# Gear Ratio: Riders from Mash; Cadence; etc.



## mindgam35 (Oct 17, 2007)

Hey...

Just wondering if anyone has any idea what gear ratio a lot of the guys from the mash SF, and cadence crew use. This sounds odd, but my 48X16 is not cutting it when it comes to a lot of different tricks, so i was just curious.

Just wondering if anyone knew...


----------



## mindgam35 (Oct 17, 2007)

http://youtube.com/watch?v=FO9JBqk7L_Q&feature=related


looking for a gear ratio so i can pop it up and spin it like this....


----------



## FatTireFred (Jan 31, 2005)

does the gearing make a diff? or is it skillz of the rider?


----------



## Pablo (Jul 7, 2004)

I bet their ratios are pretty small to allow for hills and skids.


----------



## mindgam35 (Oct 17, 2007)

FatTireFred said:


> does the gearing make a diff? or is it skillz of the rider?
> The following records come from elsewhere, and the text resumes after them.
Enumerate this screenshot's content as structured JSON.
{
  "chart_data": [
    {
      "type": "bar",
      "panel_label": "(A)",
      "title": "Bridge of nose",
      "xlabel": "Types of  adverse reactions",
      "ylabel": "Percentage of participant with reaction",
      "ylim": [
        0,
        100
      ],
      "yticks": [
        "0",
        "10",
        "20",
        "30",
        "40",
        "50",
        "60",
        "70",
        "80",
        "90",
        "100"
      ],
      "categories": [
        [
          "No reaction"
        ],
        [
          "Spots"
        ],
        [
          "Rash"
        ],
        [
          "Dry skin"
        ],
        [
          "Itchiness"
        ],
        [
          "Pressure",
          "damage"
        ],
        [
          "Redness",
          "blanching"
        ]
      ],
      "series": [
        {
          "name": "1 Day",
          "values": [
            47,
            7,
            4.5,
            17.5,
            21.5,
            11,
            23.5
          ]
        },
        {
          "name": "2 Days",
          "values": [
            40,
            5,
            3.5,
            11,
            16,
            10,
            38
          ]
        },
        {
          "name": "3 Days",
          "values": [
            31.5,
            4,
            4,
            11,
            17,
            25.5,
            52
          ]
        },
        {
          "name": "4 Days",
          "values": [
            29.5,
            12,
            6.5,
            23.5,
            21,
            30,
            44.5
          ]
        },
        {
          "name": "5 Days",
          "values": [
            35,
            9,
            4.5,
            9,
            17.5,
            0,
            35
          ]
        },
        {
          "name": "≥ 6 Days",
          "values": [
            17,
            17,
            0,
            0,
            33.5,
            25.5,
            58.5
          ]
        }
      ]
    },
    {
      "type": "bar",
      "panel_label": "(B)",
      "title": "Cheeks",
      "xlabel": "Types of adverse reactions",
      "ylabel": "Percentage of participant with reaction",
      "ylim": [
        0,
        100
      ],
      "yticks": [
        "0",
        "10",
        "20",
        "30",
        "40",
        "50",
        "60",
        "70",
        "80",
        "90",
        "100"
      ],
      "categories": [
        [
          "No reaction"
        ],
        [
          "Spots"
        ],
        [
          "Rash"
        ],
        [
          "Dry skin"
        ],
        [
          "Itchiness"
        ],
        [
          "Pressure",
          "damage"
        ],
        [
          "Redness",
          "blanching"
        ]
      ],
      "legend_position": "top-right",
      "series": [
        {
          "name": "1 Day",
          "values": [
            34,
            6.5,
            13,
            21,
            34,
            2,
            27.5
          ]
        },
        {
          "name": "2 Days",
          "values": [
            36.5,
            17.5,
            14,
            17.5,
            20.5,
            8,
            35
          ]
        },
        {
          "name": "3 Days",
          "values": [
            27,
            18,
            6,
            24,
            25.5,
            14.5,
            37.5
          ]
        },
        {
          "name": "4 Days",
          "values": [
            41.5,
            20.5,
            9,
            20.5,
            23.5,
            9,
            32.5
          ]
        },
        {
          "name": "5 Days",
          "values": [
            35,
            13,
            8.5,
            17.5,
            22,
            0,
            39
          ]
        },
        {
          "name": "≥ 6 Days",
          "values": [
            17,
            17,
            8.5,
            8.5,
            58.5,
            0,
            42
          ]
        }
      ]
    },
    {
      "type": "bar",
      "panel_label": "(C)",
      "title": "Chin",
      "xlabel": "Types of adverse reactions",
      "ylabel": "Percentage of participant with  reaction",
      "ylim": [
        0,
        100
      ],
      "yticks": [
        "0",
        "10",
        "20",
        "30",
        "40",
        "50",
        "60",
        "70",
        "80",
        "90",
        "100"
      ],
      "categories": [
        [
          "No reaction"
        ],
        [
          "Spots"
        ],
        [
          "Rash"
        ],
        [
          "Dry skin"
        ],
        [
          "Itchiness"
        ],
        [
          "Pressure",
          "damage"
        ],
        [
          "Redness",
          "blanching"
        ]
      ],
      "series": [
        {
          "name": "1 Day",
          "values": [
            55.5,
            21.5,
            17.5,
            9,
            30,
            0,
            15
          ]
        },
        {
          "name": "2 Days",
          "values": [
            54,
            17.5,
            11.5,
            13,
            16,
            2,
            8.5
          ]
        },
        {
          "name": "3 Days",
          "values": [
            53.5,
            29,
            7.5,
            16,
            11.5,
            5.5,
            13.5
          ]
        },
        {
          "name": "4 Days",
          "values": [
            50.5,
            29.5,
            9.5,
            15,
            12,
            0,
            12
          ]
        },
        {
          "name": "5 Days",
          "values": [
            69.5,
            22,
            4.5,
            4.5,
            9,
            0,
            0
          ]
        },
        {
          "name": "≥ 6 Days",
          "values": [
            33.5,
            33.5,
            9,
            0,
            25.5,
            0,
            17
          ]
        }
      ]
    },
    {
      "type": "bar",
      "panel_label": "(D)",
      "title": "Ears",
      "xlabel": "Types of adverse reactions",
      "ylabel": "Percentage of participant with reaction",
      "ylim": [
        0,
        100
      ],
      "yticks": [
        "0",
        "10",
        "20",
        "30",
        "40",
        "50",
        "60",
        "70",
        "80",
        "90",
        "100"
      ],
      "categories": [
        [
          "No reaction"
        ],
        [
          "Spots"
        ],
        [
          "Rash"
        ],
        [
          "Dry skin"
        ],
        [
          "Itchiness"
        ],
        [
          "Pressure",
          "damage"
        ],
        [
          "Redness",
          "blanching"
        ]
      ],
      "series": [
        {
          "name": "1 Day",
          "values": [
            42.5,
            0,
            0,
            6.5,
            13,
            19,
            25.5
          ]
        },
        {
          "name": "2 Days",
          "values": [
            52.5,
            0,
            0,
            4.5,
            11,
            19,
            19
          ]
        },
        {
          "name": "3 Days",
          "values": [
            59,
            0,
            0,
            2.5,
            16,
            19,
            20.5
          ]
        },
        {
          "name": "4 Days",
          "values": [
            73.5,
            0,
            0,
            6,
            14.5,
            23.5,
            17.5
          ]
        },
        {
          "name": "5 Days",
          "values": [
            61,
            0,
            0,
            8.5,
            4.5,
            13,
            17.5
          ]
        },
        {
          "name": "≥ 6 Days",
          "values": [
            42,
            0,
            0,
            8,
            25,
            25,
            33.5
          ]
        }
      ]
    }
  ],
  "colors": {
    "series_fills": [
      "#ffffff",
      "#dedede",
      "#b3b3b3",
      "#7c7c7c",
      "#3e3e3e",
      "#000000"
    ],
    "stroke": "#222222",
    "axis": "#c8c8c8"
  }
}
i comepletely agree that is about the skill not the ratio... but in my defense, it's a lot easier to pop the bike up on a lower ratio, like 43x16 than on a 48x16.


----------



## Alx (Mar 22, 2007)

FatTireFred said:


> does the gearing make a diff? or is it skillz of the rider?


A little of both. its good to have a fixed/fixed hub if you're into doing tricks so you can ride a decent gear around the city and something really small for stunts. The smaller the gearing the quicker the acceleration which means easier to pop the handlebars and skid.


----------



## asterisk (Oct 21, 2003)

Mash had a run of white cogs and they were all on the larger side 18+ teeth? So they are all prob running short gears for the trick stuff.


----------